In a phase 2a, randomised, double-blind, placebo-controlled, crossover, multicentre study, adult patients with refractory or unexplained chronic cough received oral sivopixant 150 mg or placebo once daily for 2 weeks, followed by a 2-3-week washout period, and then crossed over to placebo or sivopixant for 2 weeks. Efficacy and safety of sivopixant were evaluated.
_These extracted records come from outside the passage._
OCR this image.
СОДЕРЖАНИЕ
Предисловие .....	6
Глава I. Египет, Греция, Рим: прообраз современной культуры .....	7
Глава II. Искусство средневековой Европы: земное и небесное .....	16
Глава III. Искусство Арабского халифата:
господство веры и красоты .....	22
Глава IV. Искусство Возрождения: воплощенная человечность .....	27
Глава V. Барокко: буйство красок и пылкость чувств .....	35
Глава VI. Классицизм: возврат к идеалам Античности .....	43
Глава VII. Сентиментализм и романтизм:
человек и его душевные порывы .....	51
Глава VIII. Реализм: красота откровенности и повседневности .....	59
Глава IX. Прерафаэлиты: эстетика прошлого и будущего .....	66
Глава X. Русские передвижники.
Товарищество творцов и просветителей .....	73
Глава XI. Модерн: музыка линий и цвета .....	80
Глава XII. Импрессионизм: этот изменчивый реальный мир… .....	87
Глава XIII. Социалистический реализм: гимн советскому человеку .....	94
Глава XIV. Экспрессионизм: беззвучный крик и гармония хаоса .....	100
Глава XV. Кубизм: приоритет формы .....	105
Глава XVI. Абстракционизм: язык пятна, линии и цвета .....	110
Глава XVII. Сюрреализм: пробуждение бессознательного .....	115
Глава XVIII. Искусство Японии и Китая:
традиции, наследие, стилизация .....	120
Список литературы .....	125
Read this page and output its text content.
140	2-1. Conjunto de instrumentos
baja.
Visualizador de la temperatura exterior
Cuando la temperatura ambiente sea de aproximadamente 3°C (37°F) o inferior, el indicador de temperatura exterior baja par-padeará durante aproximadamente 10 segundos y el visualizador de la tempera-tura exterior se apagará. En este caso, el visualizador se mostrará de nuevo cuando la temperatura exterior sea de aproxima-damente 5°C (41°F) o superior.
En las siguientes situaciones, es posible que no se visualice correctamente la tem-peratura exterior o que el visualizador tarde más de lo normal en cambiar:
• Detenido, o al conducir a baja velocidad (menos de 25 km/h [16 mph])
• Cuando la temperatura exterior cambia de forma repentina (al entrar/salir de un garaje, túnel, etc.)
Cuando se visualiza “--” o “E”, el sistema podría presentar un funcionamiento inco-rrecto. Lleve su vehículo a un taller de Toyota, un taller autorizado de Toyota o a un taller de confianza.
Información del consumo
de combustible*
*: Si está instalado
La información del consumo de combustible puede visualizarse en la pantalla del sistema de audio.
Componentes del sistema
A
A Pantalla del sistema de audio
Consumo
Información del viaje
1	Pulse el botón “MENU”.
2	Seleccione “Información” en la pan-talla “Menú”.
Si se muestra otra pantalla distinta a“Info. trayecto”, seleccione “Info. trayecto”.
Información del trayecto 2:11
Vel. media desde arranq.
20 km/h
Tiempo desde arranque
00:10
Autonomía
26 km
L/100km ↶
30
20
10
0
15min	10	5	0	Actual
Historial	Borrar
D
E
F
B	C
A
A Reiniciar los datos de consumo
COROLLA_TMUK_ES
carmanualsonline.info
Of 31 randomised patients, 15 in the sivopixant-first group and 15 in the placebo-first group completed the study. After 2 weeks of treatment, the placebo-adjusted ratios of the average hourly number of coughs to baseline during daytime (primary end-point) and over 24 h (secondary end-point) were -31.6% (p=0.0546) and -30.9% (p=0.0386), respectively. Sivopixant also improved health-related quality of life. Treatment-related adverse events occurred in 12.9% and 3.2% of patients during sivopixant and placebo administration, respectively. Mild taste disturbance occurred in two patients (6.5%) during sivopixant administration.
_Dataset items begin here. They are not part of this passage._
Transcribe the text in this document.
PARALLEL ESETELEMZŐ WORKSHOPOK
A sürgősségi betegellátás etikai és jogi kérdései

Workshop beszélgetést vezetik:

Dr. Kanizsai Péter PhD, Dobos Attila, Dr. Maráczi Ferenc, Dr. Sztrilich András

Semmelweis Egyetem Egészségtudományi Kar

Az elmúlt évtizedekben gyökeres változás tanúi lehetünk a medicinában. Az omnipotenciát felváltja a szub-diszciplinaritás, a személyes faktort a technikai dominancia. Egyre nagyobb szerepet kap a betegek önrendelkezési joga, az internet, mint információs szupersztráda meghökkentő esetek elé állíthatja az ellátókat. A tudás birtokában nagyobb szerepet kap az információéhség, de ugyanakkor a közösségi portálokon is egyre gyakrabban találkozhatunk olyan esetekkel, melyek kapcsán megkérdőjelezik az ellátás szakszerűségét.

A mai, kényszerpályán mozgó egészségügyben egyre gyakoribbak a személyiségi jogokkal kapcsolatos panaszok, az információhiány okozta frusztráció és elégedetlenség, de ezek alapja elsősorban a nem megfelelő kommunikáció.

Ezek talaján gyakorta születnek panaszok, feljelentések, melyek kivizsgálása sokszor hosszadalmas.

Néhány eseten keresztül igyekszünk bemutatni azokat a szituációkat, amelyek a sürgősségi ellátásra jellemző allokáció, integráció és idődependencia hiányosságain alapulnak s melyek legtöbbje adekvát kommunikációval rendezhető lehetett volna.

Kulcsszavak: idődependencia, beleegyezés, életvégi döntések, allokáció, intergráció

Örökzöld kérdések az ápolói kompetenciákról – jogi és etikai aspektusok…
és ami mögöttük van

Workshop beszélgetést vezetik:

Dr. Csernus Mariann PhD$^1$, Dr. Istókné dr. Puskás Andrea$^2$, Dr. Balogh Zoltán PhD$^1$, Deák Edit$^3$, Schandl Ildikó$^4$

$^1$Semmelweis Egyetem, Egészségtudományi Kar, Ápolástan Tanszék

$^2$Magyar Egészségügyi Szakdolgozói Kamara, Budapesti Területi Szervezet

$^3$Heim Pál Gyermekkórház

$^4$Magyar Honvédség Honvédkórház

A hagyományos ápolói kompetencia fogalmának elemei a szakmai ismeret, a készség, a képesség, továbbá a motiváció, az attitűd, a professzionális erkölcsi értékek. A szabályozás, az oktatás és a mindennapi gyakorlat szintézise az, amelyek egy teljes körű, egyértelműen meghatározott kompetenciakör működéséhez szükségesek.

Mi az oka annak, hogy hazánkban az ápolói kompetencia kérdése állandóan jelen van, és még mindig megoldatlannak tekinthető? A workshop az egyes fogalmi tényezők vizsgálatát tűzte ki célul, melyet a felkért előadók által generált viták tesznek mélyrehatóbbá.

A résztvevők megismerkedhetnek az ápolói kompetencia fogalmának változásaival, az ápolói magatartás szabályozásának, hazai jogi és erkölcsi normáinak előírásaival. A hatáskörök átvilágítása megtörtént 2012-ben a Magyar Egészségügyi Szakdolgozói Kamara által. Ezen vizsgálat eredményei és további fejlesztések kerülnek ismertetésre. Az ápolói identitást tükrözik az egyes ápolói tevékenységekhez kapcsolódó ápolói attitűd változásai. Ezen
Sivopixant reduced objective cough frequency and improved health-related quality of life, with a low incidence of taste disturbance, among patients with refractory or unexplained chronic cough.
嘌呤能受体亚型 P2X 已被证明在咳嗽反射中具有重要作用;嘌呤能受体(P2X)的三聚体形式与味觉障碍有关。最先进的临床候选拮抗剂 gefapixant 在 P2X 受体中选择性低,并引起味觉障碍,而新开发的 sivopixant 对 P2X 受体具有高选择性。
在一项 2a 期、随机、双盲、安慰剂对照、交叉、多中心研究中,难治性或原因不明的慢性咳嗽的成年患者接受口服 sivopixant 150mg 或安慰剂,每日一次,持续 2 周,然后进行 2-3 周的洗脱期,然后交叉接受安慰剂或 sivopixant 治疗 2 周。评估 sivopixant 的疗效和安全性。
31 名随机患者中,15 名进入 sivopixant 组,15 名进入安慰剂组完成了研究。治疗 2 周后,日间(主要终点)和 24 小时内(次要终点)平均每小时咳嗽次数与基线相比的安慰剂调整比值分别为-31.6%(p=0.0546)和-30.9%(p=0.0386)。Sivopixant 还改善了健康相关生活质量。在 sivopixant 和安慰剂治疗期间,分别有 12.9%和 3.2%的患者发生与治疗相关的不良事件。两名患者(6.5%)在接受 sivopixant 治疗期间出现轻度味觉障碍。
Sivopixant 可降低难治性或原因不明的慢性咳嗽患者的客观咳嗽频率,改善健康相关生活质量,且味觉障碍发生率低。